Since tests are for exercising the code within our library, let's try to call our client::connect function from this it_works function, even though we're not going to be checking any functionality right now:

Filename: src/lib.rs

#[cfg(test)]
mod tests {
    #[test]
    fn it_works() {
        client::connect();
    }
}

Run the tests by invoking the cargo test command:

$ cargo test
   Compiling communicator v0.1.0 (file:///projects/communicator)
error[E0433]: failed to resolve. Use of undeclared type or module `client`
 --> src/lib.rs:9:9
  |
9 |         client::connect();
  |         ^^^^^^^^^^^^^^^ Use of undeclared type or module `client`

warning: function is never used: `connect`, #[warn(dead_code)] on by default
 --> src/network/server.rs:1:1
  |
1 | fn connect() {
  | ^

Why doesn't this compile? It's not because we don't have communicator:: in front of the function like we had in src/main.rs: we are definitely within the communicator library crate here. The reason is that paths anywhere except in a use statement are relative to the current module (In a use statement, they're relative to the crate root by default). Our tests module doesn't have a client module in its scope!

So how do we get back up one module? We can either use leading colons to say that we want to start from the root and list the whole path:

::client::connect();

Or we can use super to move up one module in the hierarchy:

super::client::connect();

If we were deep in the module hierarchy, starting from the root every time would get long. Plus, if we rearrange our modules by moving a subtree to another place, there might be a lot of places the path would need to be updated if we always used the path from the root.

It would also be annoying to have to type super:: all the time in each test, but we now have a tool for that solution: use! super:: is special and changes the path we give to use so that it is relative to the parent module instead of to the root module.

For these reasons, in the tests module especially, use super::something is usually the way to go.
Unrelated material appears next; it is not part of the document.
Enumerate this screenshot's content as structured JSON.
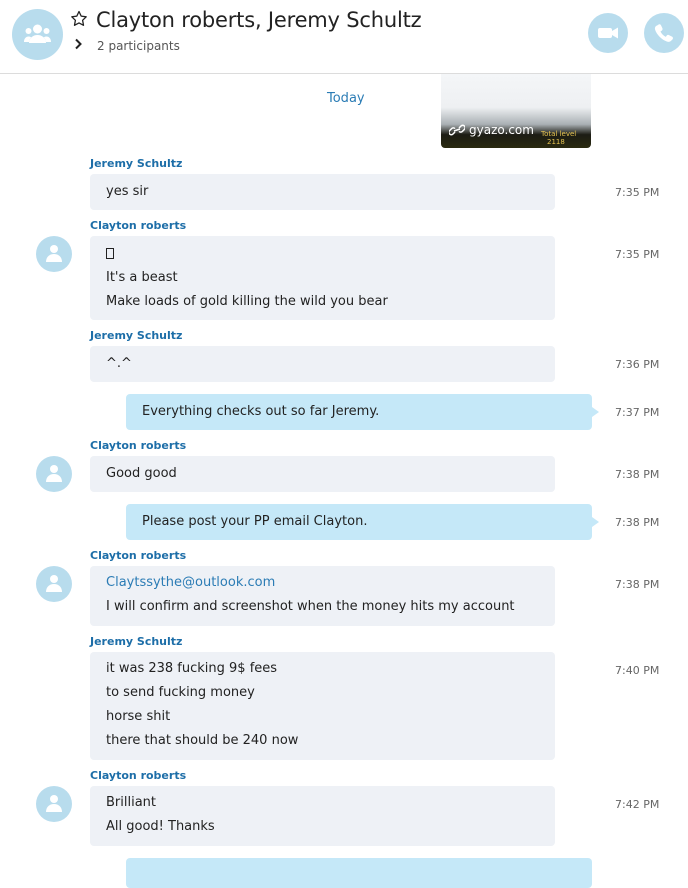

So now our test looks like this:

Filename: src/lib.rs

#[cfg(test)]
mod tests {
    use super::client;

    #[test]
    fn it_works() {
        client::connect();
    }
}

If we run cargo test again, the test will pass and the first part of the test result output will be:

$ cargo test
   Compiling communicator v0.1.0 (file:///projects/communicator)
     Running target/debug/communicator-92007ddb5330fa5a

running 1 test
test tests::it_works ... ok

test result: ok. 1 passed; 0 failed; 0 ignored; 0 measured

Now you know techniques for organizing your code! Use these to group related functionality together, keep files from getting too long, and present a tidy public API to users of your library.